Charlotte Brontë's Jane Eyre also appeared in 1847, and became a bestseller almost instantly. Critics have suggested that the rapidly increasing levels of literacy among women, combined with an intense interest in the uncertain status of unmarried middle-class Victorian women contributed greatly to the immense popularity of novels like Jane Eyre, The Professor, and Shirley, as well as Agnes Grey (1847) by Charlotte's sister Anne. The Brontës themselves were obliged to find means to support themselves when marriage eluded all three girls, and their father's clergyman salary was insufficient to provide for all three daughters. Charlotte, Anne, and Emily each received educations that prepared them to be teachers, and all three spent some time as governesses—with universally unhappy results. Anne was nineteen when she first became a governess, tutoring two children whom she described in a letter as “unruly and violent.” She worked as a governess for a second family from 1840 to 1845, and used her own experiences as the basis for Agnes Grey, a novel about a highly moral governess (and daughter of a clergyman) and her somewhat vulgar, selfish employers. Charlotte, who worked as a governess for several families during her career, hated the profession even more than did her sister Anne. Jane Eyre is told as an autobiography and relates the story of an orphan girl, educated at a charitable school, who becomes the governess to the ward of mysterious Mr. Rochester. Jane is not a typical female character, and despite her small, unattractive person and her strict morals, she defies convention and is able to leave behind her profession by marrying Rochester.

During the 1850s and 1860s, governess fiction took the form of melodramatic novels that centered on the dual nature of the female experience. In Mrs. Henry Wood's popular East Lynne (1861), for example, the adulterous and deceptive governess embodies the evil, dark side of the female experience while the lady of the house represents the Christian ideals of genteel virtue and motherhood. Governesses were also featured in sensationalistic works revolving around revenge and cruelty. In Uncle Silas (1864), Anglo-Irish writer Sheridan Le Fanu explored the suspicious and fearful manner in which Victorians often held foreign governesses. Although foreign governesses were popular in England because of their excellent training and their ability to teach foreign languages, Victorians typically perceived them as sexual, aggressive, and powerful. In the thriller Uncle Silas, the Frenchwoman Madame de la Rougierre is hired as the governess for Maud, a motherless child. The personification of evil, de la Rougierre steals, drinks, and even plans murder, and stands in stark contrast to Maud's genteel and kind English cousin, who serves as her protector.
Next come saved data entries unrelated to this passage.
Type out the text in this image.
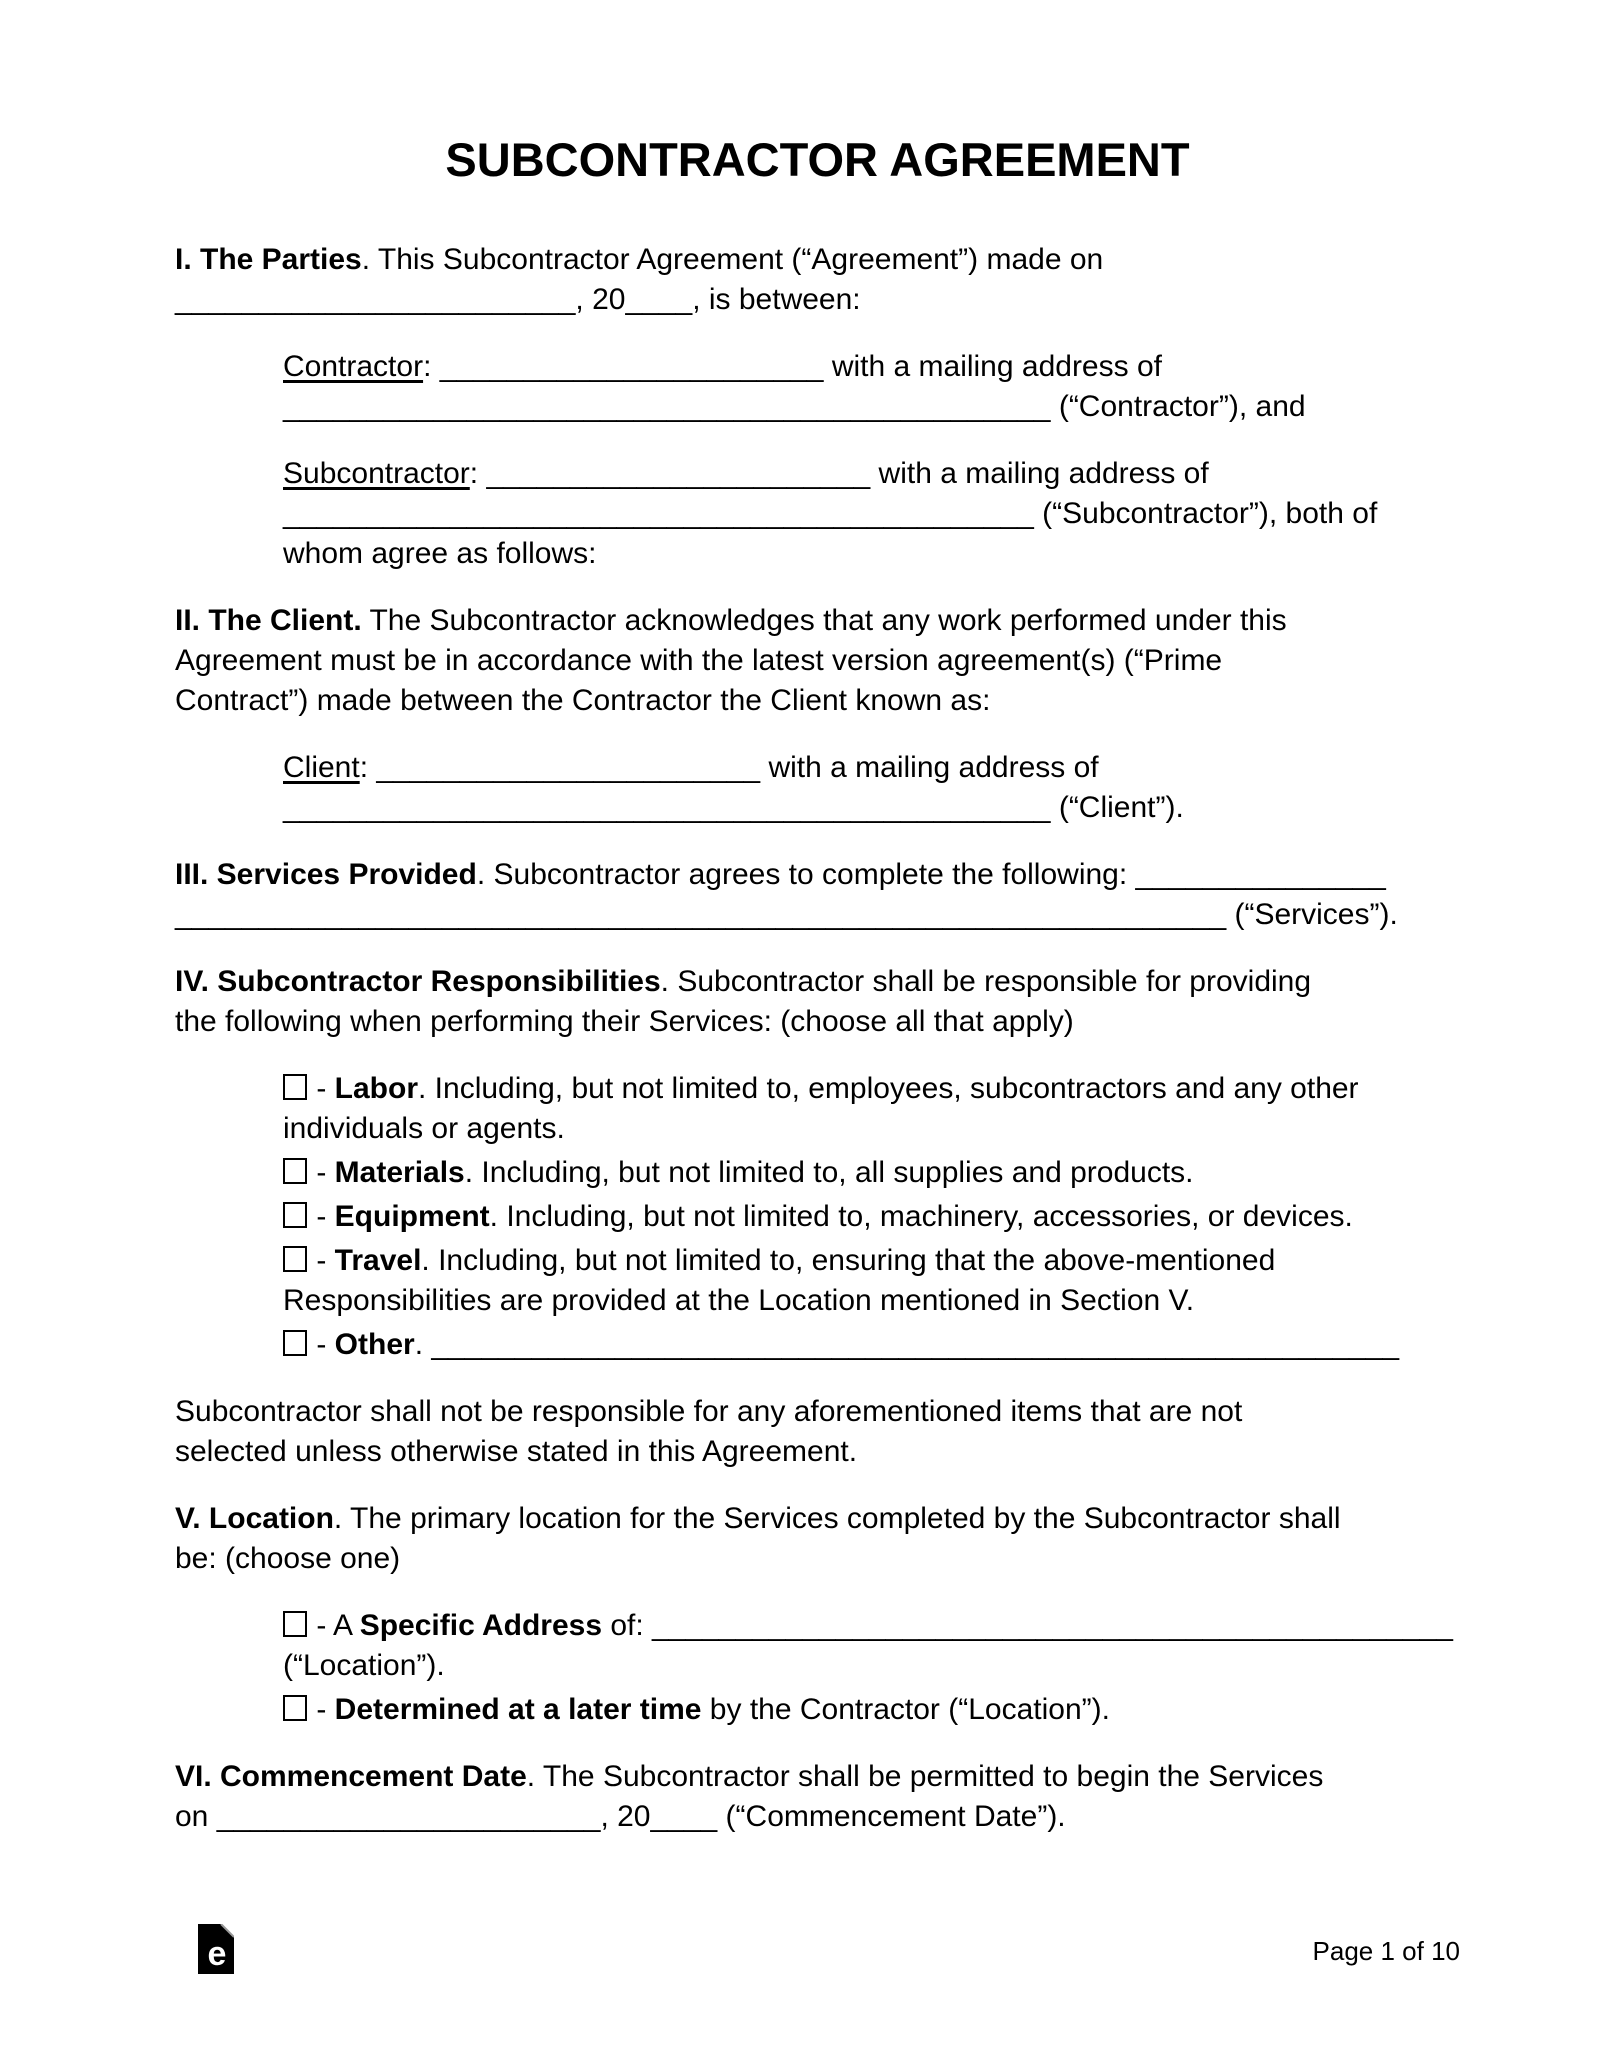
SUBCONTRACTOR AGREEMENT
I. The Parties. This Subcontractor Agreement (“Agreement”) made on
________________________, 20____, is between:
Contractor: _______________________ with a mailing address of
______________________________________________ (“Contractor”), and
Subcontractor: _______________________ with a mailing address of
_____________________________________________ (“Subcontractor”), both of
whom agree as follows:
II. The Client. The Subcontractor acknowledges that any work performed under this
Agreement must be in accordance with the latest version agreement(s) (“Prime
Contract”) made between the Contractor the Client known as:
Client: _______________________ with a mailing address of
______________________________________________ (“Client”).
III. Services Provided. Subcontractor agrees to complete the following: _______________
_______________________________________________________________ (“Services”).
IV. Subcontractor Responsibilities. Subcontractor shall be responsible for providing
the following when performing their Services: (choose all that apply)
- Labor. Including, but not limited to, employees, subcontractors and any other
individuals or agents.
- Materials. Including, but not limited to, all supplies and products.
- Equipment. Including, but not limited to, machinery, accessories, or devices.
- Travel. Including, but not limited to, ensuring that the above-mentioned
Responsibilities are provided at the Location mentioned in Section V.
- Other. __________________________________________________________
Subcontractor shall not be responsible for any aforementioned items that are not
selected unless otherwise stated in this Agreement.
V. Location. The primary location for the Services completed by the Subcontractor shall
be: (choose one)
- A Specific Address of: ________________________________________________
(“Location”).
- Determined at a later time by the Contractor (“Location”).
VI. Commencement Date. The Subcontractor shall be permitted to begin the Services
on _______________________, 20____ (“Commencement Date”).
e	Page 1 of 10
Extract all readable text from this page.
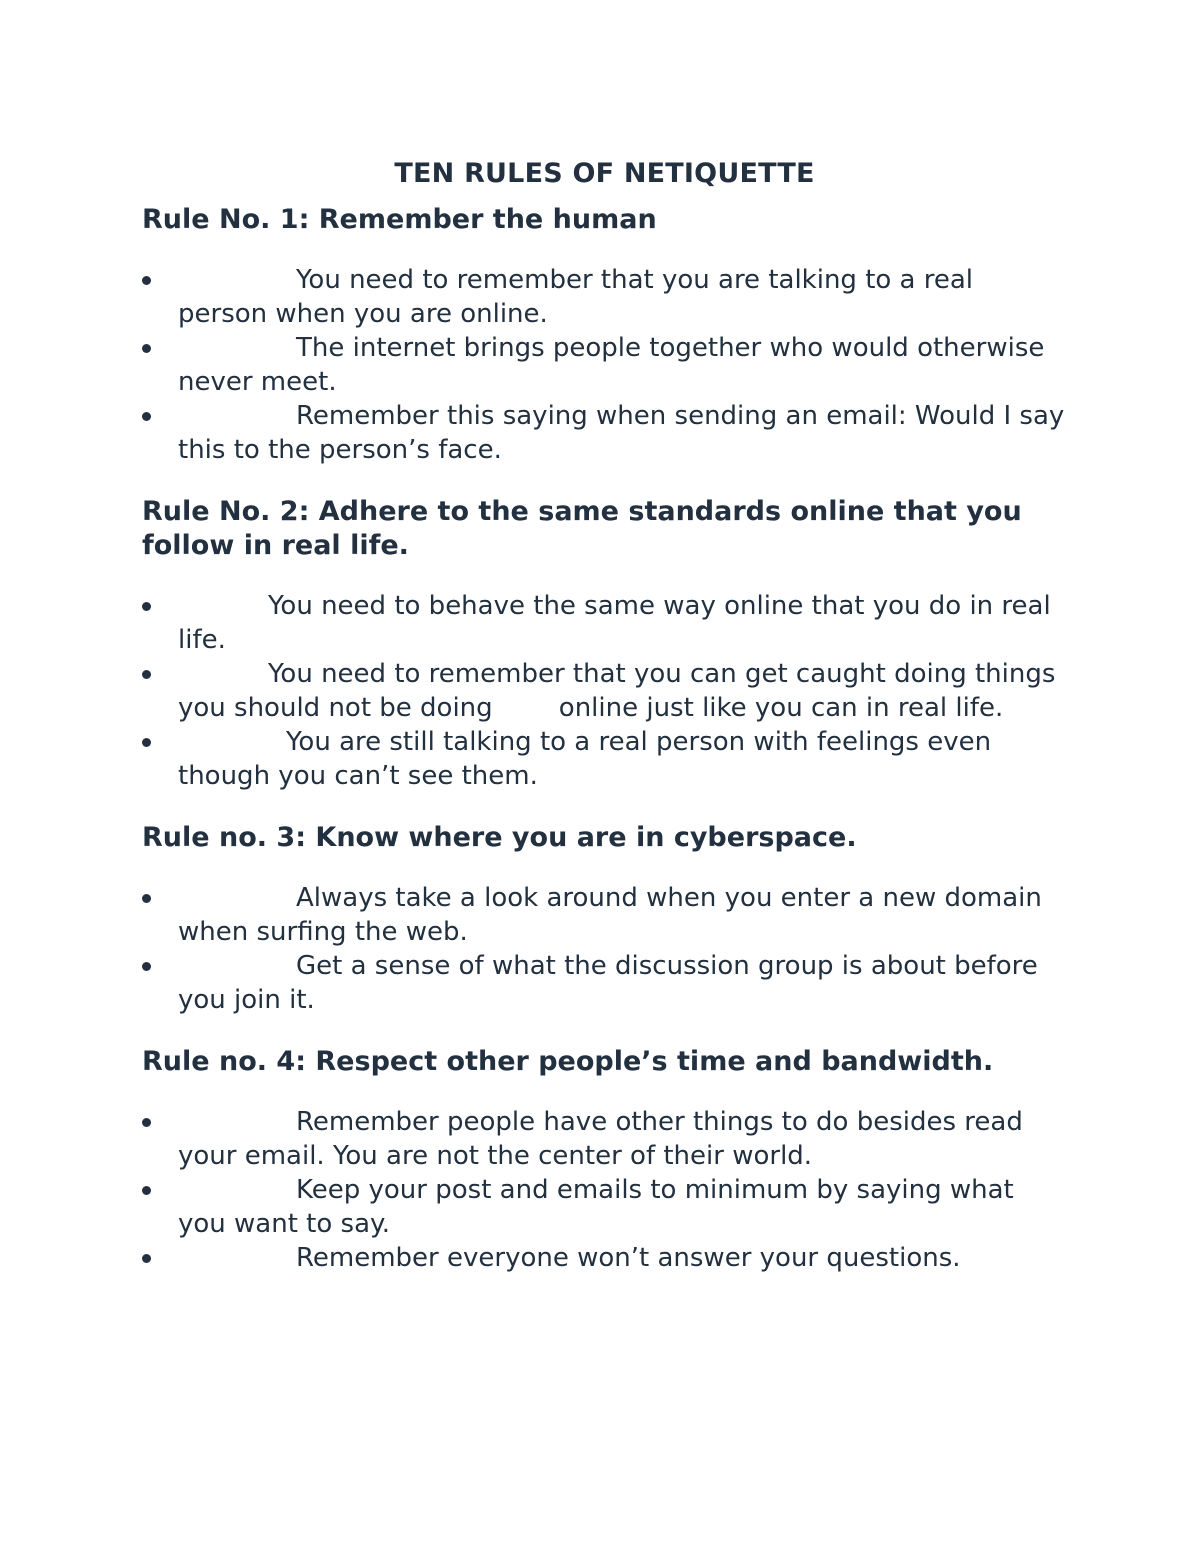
TEN RULES OF NETIQUETTE
Rule No. 1: Remember the human
You need to remember that you are talking to a real person when you are online.
The internet brings people together who would otherwise never meet.
Remember this saying when sending an email: Would I say this to the person’s face.
Rule No. 2: Adhere to the same standards online that you follow in real life.
You need to behave the same way online that you do in real life.
You need to remember that you can get caught doing things you should not be doing        online just like you can in real life.
You are still talking to a real person with feelings even though you can’t see them.
Rule no. 3: Know where you are in cyberspace.
Always take a look around when you enter a new domain when surfing the web.
Get a sense of what the discussion group is about before you join it.
Rule no. 4: Respect other people’s time and bandwidth.
Remember people have other things to do besides read your email. You are not the center of their world.
Keep your post and emails to minimum by saying what you want to say.
Remember everyone won’t answer your questions.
One of the last pieces of nineteenth-century fiction to feature a governess is the disturbing and ambiguous Turn of the Screw (1898). Written by Henry James, The Turn of the Screw has generated an enormous amount of critical debate, most of which revolves around the issue of the narrator's reliability. In the novella, an unnamed, young, innocent daughter of a country parson is hired as the governess to the niece and nephew of a wealthy bachelor. In the course of the story, the governess-narrator sees a horrific man in the house, and later finds out that it is the ghost of the master's former valet. She also witnesses the ghostly appearance of the previous governess, Miss Jessel, and concludes that these evil spirits have arisen from the dead to seize the children. Victorian readers found the story nightmarish, and critics continue to examine whether the governess is a trustworthy source or whether she is insane, making the alleged visits by the ghosts merely products of her mad hallucinations.